QuentinTarantino est ce qu’on peut appeler un réalisateur culte, peut-être le seul réalisateur en activité qui arrive à créer autant de buzz autour de son nom et de ses films. Après le succès planétaire de Pulp Fiction, il est devenu un modèle pour beaucoup et une source intarissable de références : dès qu’un film est un tant soit peu violent et utilise l’humour noir, il est « tarantinesque ». Mais le sale gosse qu’il est ne s’est jamais laissé enfermer dans cette caricature qui veut que son cinéma soit uniquement déjanté et violent. Il a toujours essayé de proposer des choses différentes, film après film, quitte à prendre son propre public à rebrousse poil et à essuyer de sévères échecs commerciaux. Et cet Inglorious Bastards ne déroge pas à la règle. On attend un film de guerre ? C’est une histoire de vengeance. C'est un film historique ? N'importe quel historien sérieux s'arracherait les cheveux tout le long de la séance ? On est venu voir une vraie boucherie ? C’est parfois très violent mais ces scènes sont rares, rapides, comme des coupures sèches. C'est un film anti-allemand ? Jamais la langue de Goethe n'a été si bien traitée dans un film américain.
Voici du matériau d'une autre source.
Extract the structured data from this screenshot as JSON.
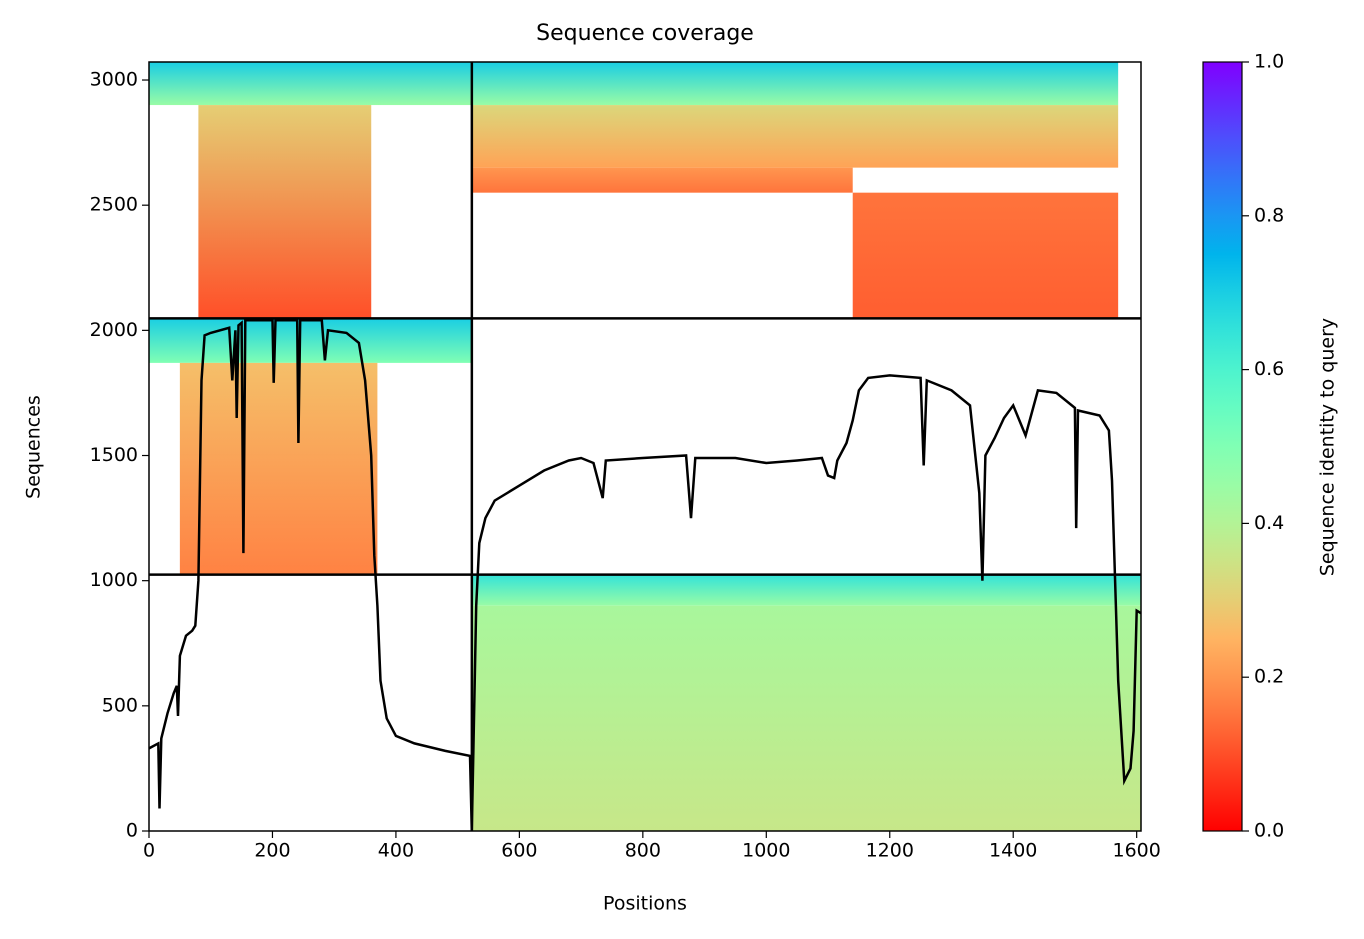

La seule et unique constante du cinéma de Tarantino, c’est cet amour du langage. Et en ce sens, Inglorious Basterds est une sorte quintessence. Encore plus que dans ses films précédents, on se met des beignes (un peu), on se tire dessus (un peu), mais surtout, on parle. On parle en trois langues différentes selon les personnages, le moment du récit et les événements à venir. Le langage est un vecteur de communication, mais aussi d’incompréhension, et c’est même parfois une arme. Rien n’est innocent : un passage du français à l’anglais peut déceler la plus fine de ruses et un accent british trop marqué peut brûler votre couverture d’officier nazi. Et c’est assez incroyable de voir la gamme infinie de possibilités qui s’offre à un réalisateur qui ne triche pas avec les langues : entre les incompréhensions, les défis, les pièges, les héros évoluent dans un univers beaucoup plus intéressant que celui qui nous est donné de voir d’habitude. C’est à la fois extrêmement brillant dans la maîtrise des langues et des accents, et surtout un fil rouge qui fait basculer le récit plus d’une fois. Quand au passage en italien, il est tout simplement exceptionnel…Dans ce contexte, voir le film en VF relève du crime, je n’imagine même pas le casse tête pour les doubleurs.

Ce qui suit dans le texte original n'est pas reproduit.